<< Wake me up when september ends >>
______- Ca va chérie, ne t'inquiète pas. Tout se passera bien.
______- J'en suis pas si sure Maman.
______- Ne doute pas. Il faut que tu te fasses confiance et tout ira pour le mieux.
Son sourire si réconfortant habituellement est tordu par la douleur.
______- Mais, regarde- toi, tu...
______- Jack ! Arrêtes, c'est bon je t'ai dis, OK ?
Je me retourne et prend mes jambes entre mes bras. Ma tête se pose sur mes genoux et mes yeux se ferment d'eux même.
______- Excuse moi de m'inquiéter pour toi, Dis-je avec une vois méprisante et méprisable.
______- Tu ne dois plus faire attention aux autres. Encore moins leur faire confiance. Même les amis que tu as eu jusque là peuvent se révéler être tes ennemis et te trahir.
______- Tu dis ça comme s'ils étaient nombreux.
Ma provocation échoue, elle ne relève pas et continue.
______- Les Hommes sont prêts à tout pour accéder au pouvoir. C'est pourquoi tu ne dois jamais regarder derrière toi. Ta liberté n'a pas de prix. Pas même une autre vie humaine. Compris ?
______Je hoche la tête en signe d'approbation. Que m'arrive-t-il ? Je n'en ai vraiment aucune idée. Ma mère se fait tirer dessus et me parle de la valeur de ma vie pendant que mon père cache des chargeurs dans sa boite à gants et conduit à 200 sur l'autoroute. Ah, et j'oubliais, ils ne sont pas mes vrais parents. Oui, parce que je ne suis pas née « normalement ». J'ai été créée par je ne sais quelle organisation tordue qui me destinais à devenir une machine à tuer et qui me poursuit depuis ce matin. Nous somme au milieu du mois de Juillet. En septembre je ferrais ma rentrée dans un nouveau lycée. Enfin, si je suis toujours en vie d'ici là. On doit approcher des 9 heures car le ciel s'assombrit et le soleil disparait petit à petit.

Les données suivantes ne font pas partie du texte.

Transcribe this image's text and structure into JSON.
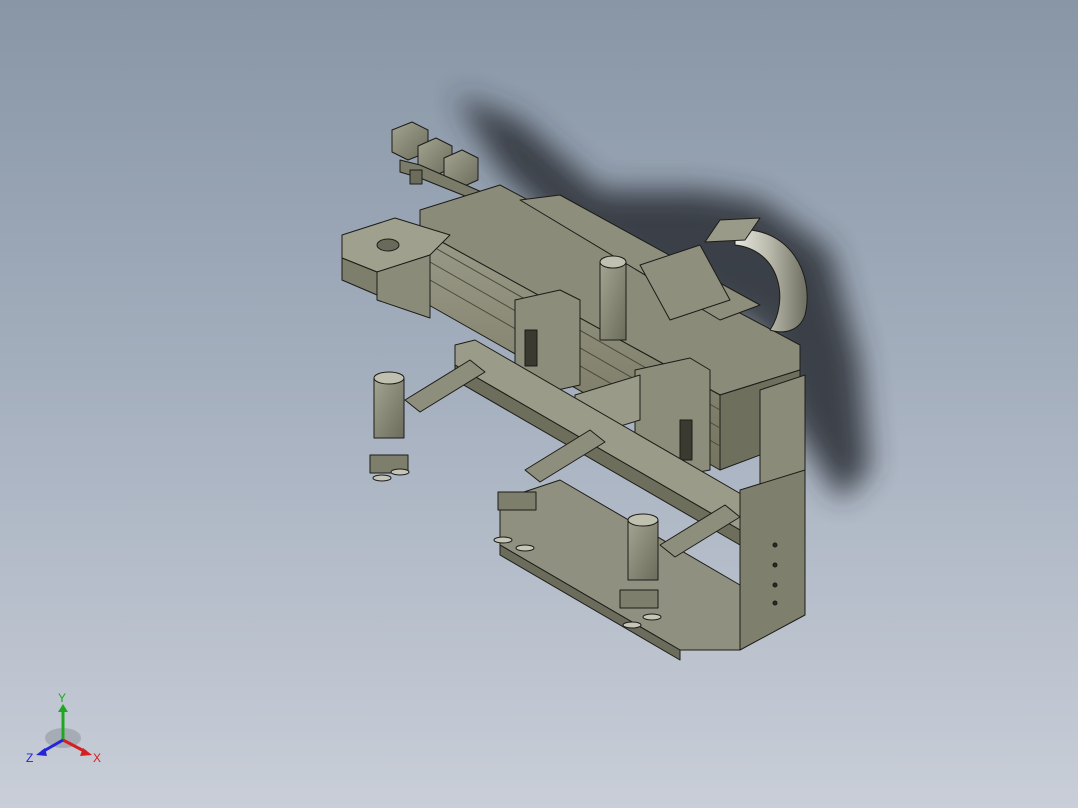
{
  "viewport": {
    "background_top": "#8896a6",
    "background_bottom": "#c9ced8"
  },
  "model": {
    "body_color": "#8a8a78",
    "shadow_color": "#2a2f36",
    "edge_color": "#1c1c18"
  },
  "triad": {
    "x_label": "X",
    "y_label": "Y",
    "z_label": "Z",
    "x_color": "#d42020",
    "y_color": "#1fa81f",
    "z_color": "#2424d8"
  }
}
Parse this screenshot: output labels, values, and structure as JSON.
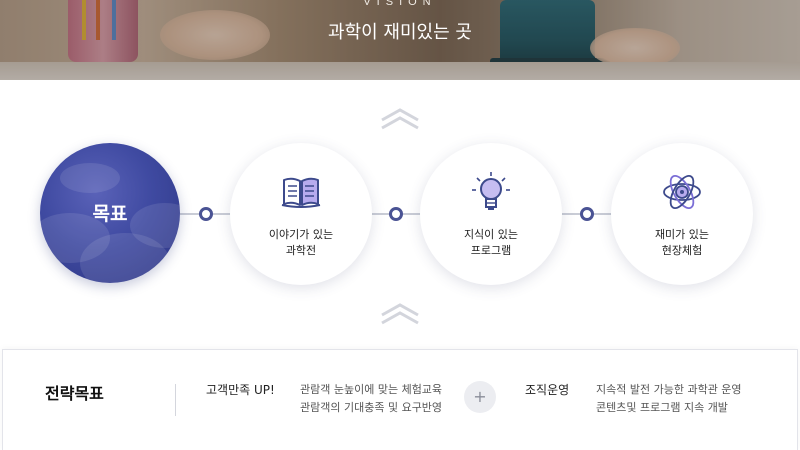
{
  "hero": {
    "tag": "VISION",
    "title": "과학이 재미있는 곳"
  },
  "goal": {
    "label": "목표",
    "color": "#3f4aa1"
  },
  "features": [
    {
      "icon": "open-book-icon",
      "line1": "이야기가 있는",
      "line2": "과학전"
    },
    {
      "icon": "lightbulb-icon",
      "line1": "지식이 있는",
      "line2": "프로그램"
    },
    {
      "icon": "atom-icon",
      "line1": "재미가 있는",
      "line2": "현장체험"
    }
  ],
  "strategy": {
    "title": "전략목표",
    "items": [
      {
        "head": "고객만족 UP!",
        "desc1": "관람객 눈높이에 맞는 체험교육",
        "desc2": "관람객의 기대충족 및 요구반영"
      },
      {
        "head": "조직운영",
        "desc1": "지속적 발전 가능한 과학관 운영",
        "desc2": "콘텐츠및 프로그램 지속 개발"
      }
    ],
    "separator": "+"
  },
  "colors": {
    "accent": "#4a5394",
    "icon_purple": "#6b5fc9",
    "line": "#c9ccd6"
  }
}
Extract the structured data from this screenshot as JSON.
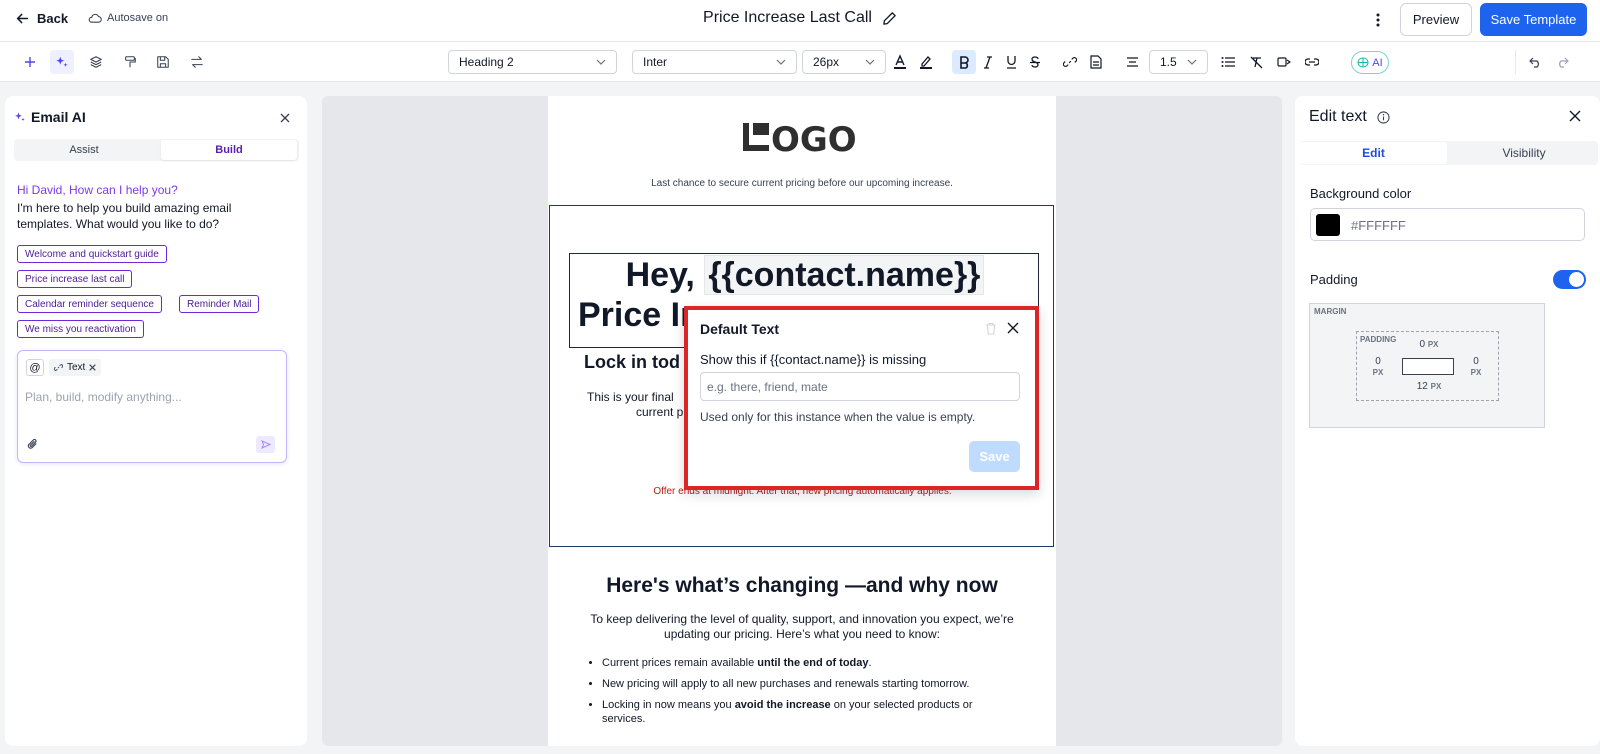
{
  "topbar": {
    "back_label": "Back",
    "autosave_label": "Autosave on",
    "title": "Price Increase Last Call",
    "preview_label": "Preview",
    "save_template_label": "Save Template"
  },
  "toolbar": {
    "block_type": "Heading 2",
    "font_family": "Inter",
    "font_size": "26px",
    "line_height": "1.5",
    "ai_label": "AI"
  },
  "ai_panel": {
    "title": "Email AI",
    "tabs": {
      "assist": "Assist",
      "build": "Build",
      "active": "Build"
    },
    "greeting": "Hi David, How can I help you?",
    "intro": "I'm here to help you build amazing email templates. What would you like to do?",
    "suggestions": [
      "Welcome and quickstart guide",
      "Price increase last call",
      "Calendar reminder sequence",
      "Reminder Mail",
      "We miss you reactivation"
    ],
    "context_tag": "Text",
    "input_placeholder": "Plan, build, modify anything..."
  },
  "email": {
    "logo_text": "OGO",
    "preheader": "Last chance to secure current pricing before our upcoming increase.",
    "headline_prefix": "Hey, ",
    "headline_tag": "{{contact.name}}",
    "headline_line2": "Price In",
    "subheading": "Lock in tod",
    "body_line1": "This is your final",
    "body_line2": "current p",
    "offer_note": "Offer ends at midnight. After that, new pricing automatically applies.",
    "section_heading": "Here's what’s changing —and why now",
    "section_para": "To keep delivering the level of quality, support, and innovation you expect, we’re updating our pricing. Here’s what you need to know:",
    "bullets": [
      {
        "pre": "Current prices remain available ",
        "bold": "until the end of today",
        "post": "."
      },
      {
        "pre": "New pricing will apply to all new purchases and renewals starting tomorrow.",
        "bold": "",
        "post": ""
      },
      {
        "pre": "Locking in now means you ",
        "bold": "avoid the increase",
        "post": " on your selected products or services."
      }
    ]
  },
  "default_text_popup": {
    "title": "Default Text",
    "label": "Show this if {{contact.name}} is missing",
    "placeholder": "e.g. there, friend, mate",
    "help": "Used only for this instance when the value is empty.",
    "save_label": "Save"
  },
  "edit_panel": {
    "title": "Edit text",
    "tabs": {
      "edit": "Edit",
      "visibility": "Visibility",
      "active": "Edit"
    },
    "background_label": "Background color",
    "background_value": "#FFFFFF",
    "swatch_color": "#000000",
    "padding_label": "Padding",
    "padding_enabled": true,
    "box_model": {
      "margin_label": "MARGIN",
      "padding_label": "PADDING",
      "top": "0",
      "left": "0",
      "right": "0",
      "bottom": "12",
      "unit": "PX"
    }
  },
  "colors": {
    "primary": "#1d63ed",
    "ai_purple": "#7c3aed",
    "offer_red": "#b91c1c",
    "highlight": "#dc2626"
  }
}
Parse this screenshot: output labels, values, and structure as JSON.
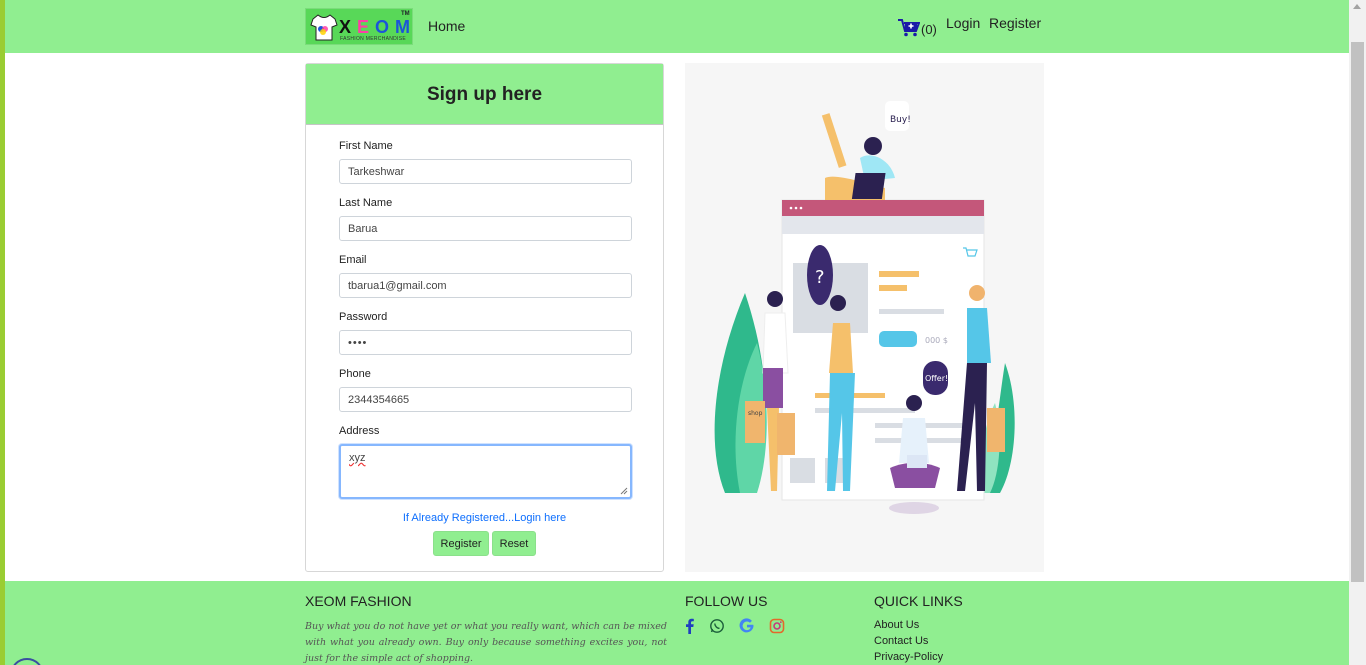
{
  "navbar": {
    "brand": {
      "letters": [
        "X",
        "E",
        "O",
        "M"
      ],
      "tagline": "FASHION MERCHANDISE",
      "tm": "TM"
    },
    "home_label": "Home",
    "cart_count": "(0)",
    "login_label": "Login",
    "register_label": "Register",
    "cart_icon": "cart-plus-icon"
  },
  "form": {
    "title": "Sign up here",
    "fields": [
      {
        "label": "First Name",
        "value": "Tarkeshwar"
      },
      {
        "label": "Last Name",
        "value": "Barua"
      },
      {
        "label": "Email",
        "value": "tbarua1@gmail.com"
      },
      {
        "label": "Password",
        "value": "••••"
      },
      {
        "label": "Phone",
        "value": "2344354665"
      },
      {
        "label": "Address",
        "value": "xyz"
      }
    ],
    "login_link": "If Already Registered...Login here",
    "register_button": "Register",
    "reset_button": "Reset"
  },
  "illustration": {
    "bubble_buy": "Buy!",
    "bubble_question": "?",
    "bubble_offer": "Offer!",
    "price_tag": "000 $",
    "bag_label": "shop"
  },
  "footer": {
    "about": {
      "title": "XEOM FASHION",
      "text": "Buy what you do not have yet or what you really want, which can be mixed with what you already own. Buy only because something excites you, not just for the simple act of shopping."
    },
    "follow": {
      "title": "FOLLOW US",
      "icons": [
        "facebook-icon",
        "whatsapp-icon",
        "google-icon",
        "instagram-icon"
      ]
    },
    "quick_links": {
      "title": "QUICK LINKS",
      "links": [
        "About Us",
        "Contact Us",
        "Privacy-Policy"
      ]
    }
  },
  "colors": {
    "accent_green": "#90ee90",
    "link_blue": "#0d6efd",
    "frame_green": "#9acd32"
  }
}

______Mon père rentre dans la voiture. Je regarde par la fenêtre et vois qu'il a libéré un passage entre les arbres et les fougères. Il y engage la voiture et nous roulons sur graviers et bouts de bois durant un quart d'heure encore. Il n'a pas l'air de s'inquiéter pour sa femme dont l'épaule est transpercée mais s'assure plutôt de mon état. A part deux-trois égratignures, non, je n'ai rien.
______Nous arrivons dans une petite vallée, entre deux collines. Sur une de ces bosses qu'a formée la nature, est dressée une petite maison aux faux aires de chalet en bois. Les oiseaux chantent, l'air y est frai, pur et les alentours semblent paisibles. Un petit coin de paradis en somme. Mais pas le temps de s'attendrir. Je suppose que nous n'y resterons pas longtemps.